2013-12-13 17:49:32 UTC
This is discovered while investigating bug 62801 - "EliteBoot hangs at
dock, suspend, undock, resume".
The laptop locks up during resume if undocked while suspended. The
dock contains a hard drive and the drive removal path and resume path
get stuck. This got bisected to 839a8e8660b6 ("writeback: replace
custom worker pool implementation with unbound workqueue") by the
reporter. The problem can be reproduced by just removing mounted
harddrive while a machine is suspended. I first thought it was some
dumb mistake but it turns out to be something fundamental.
So, here's the lock up.
* Resume starts and libata resume is kicked off.
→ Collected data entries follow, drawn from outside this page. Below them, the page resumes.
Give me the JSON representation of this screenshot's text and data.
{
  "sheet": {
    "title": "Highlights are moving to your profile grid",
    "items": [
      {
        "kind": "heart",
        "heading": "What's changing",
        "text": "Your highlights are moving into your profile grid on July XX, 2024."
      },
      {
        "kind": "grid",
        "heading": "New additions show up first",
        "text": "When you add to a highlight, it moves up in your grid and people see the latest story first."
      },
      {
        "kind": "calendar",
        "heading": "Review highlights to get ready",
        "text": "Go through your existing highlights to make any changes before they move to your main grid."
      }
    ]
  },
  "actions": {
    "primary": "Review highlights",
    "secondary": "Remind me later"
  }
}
* libata EH determines that the device is gone. Eventually it invokes
device_del() through a work item.
* device_del() tries to delete the block device which invokes
writeback_inodes_sb() on the mounted filesystem which in turn
schedules and flushes bdi work item. Note that at this point, the
kworker is holding multiple driver layer locks.
Now, if the rest of dpm resume races with the above and gets stuck
behind one of the locks libata device removal path is holding, it
deadlocks because thaw_workqueues() is called only after dpm resume is
complete. libata device removal waits for the scheduled writeback
work item to finish which in turn is waiting for the workqueue to be
thawed, and dpm resume can't make it to thaw_workqueues() because it's
stuck behind one of the mutexes held by the libata device removal
I think the issues already existed before 839a8e8660b6 ("writeback:
replace custom worker pool implementation with unbound workqueue")
although the patch seems to have exposed it a lot more. The issue
probably was a lot less visible because, if the bdi had a flusher
spawned, kthread_stop() overrides freezer and if not the device has
been idle & clean for some time and unlikely to require any action on
shutdown, but the forker thread was still freezable and I think it
should be possible to trigger some condition where forker action is
waited upon during shutdown sequence.
The fundamental problem, really, is that device drivers make use of
kthreads and/or workqueues in their operation and freezable kthreads
and workqueues essentially behave as a giant lock. If any
suspend/resume operation somehow ends up depending on a freezable
kthread or workqueue, which can happen through quite convoluted and
long dependency chain, there are possibilities for deadlock even if
those operations themselves aren't interlocked. In this case, libata
resume finishes fine and device removal is run completely
asynchronously but the dependency chain is still completed through
driver layer locks.
I've always thought that using freezer for kernel threads / workqueues
is something fundamentally undesirable, exactly because freezer acts
as a giant lock and we don't have any meangingful debug support around
it. Even in leaf drivers proper where the dependency isn't
complicated, this has ample possibility to lead to surprise lockups.
I'm unsure why bdi should be freezable. It's not like corking things
at bdi can reliably prevent block layer from issuing further commands
down to drivers. Maybe there are things which directly hook into bdi
and depend on it being frozen, I don't know, but it just seems
dangerous to inject a large locking dependency into the chain from
such high level construct.
I'm not completely sure what to do. We can make an exception for
bdi_wq and thaw it early but that breaks the guarantee that bdi is
frozen between device suspend and resume invocations and we might as
well just remove WQ_FREEZABLE from it. I don't know.